Alfven waves in coronal holes: formation of discontinuities in inhomogeneous magnetic fields

Context. Solar wind fluctuations are characterized by discontinuities. The nature and properties of these structures have been largely studied in the literature, and different mechanisms have been proposed to explain their formation. Aims. We investigate the evolution of Alfvenic perturbations propagating in the inhomogeneous magnetic field of a coronal open-field region, in order to study both the way that small-scale structures are generated and the possible formation of discontinuities. Methods. We constructed a model for the equilibrium magnetic field in a coronal hole.
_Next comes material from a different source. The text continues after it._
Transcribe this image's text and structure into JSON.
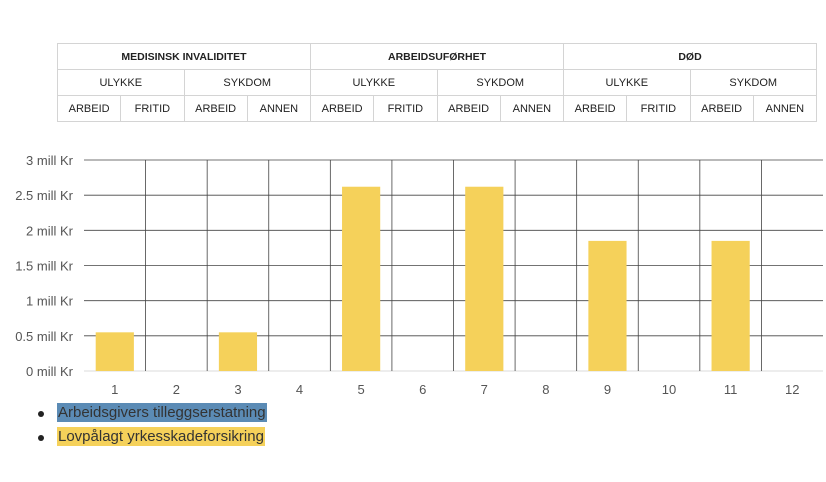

The model represents a potential field with a complex structure: regions of opposite polarity or of only the dominant polarity are present at low or high altitudes, respectively. The evolution of small-amplitude Alfven waves in the inhomogeneous structure is studied by employing a WKB approach that describes how the perturbation wavevector and the wave phase vary along magnetic lines. Results. We find that small-scale structures form in the perturbation at relatively low altitudes (similar to 3 x 10(4) km) above the coronal base. An initially monochromatic perturbation develops a steep power-law spectrum with slope alpha similar or equal to 2.3, which is strongly anisotropic with a predominance of quasi-perpendicular wavevectors. Small-scale structures are localized around separatrices of the magnetic structures. In many cases they contain quasi-perpendicular rotational discontinuities that can propagate to the upper corona, eventually reaching the solar wind. Conclusions. The considered mechanism could be responsible for forming a fraction of the population of discontinuities detected in the solar wind.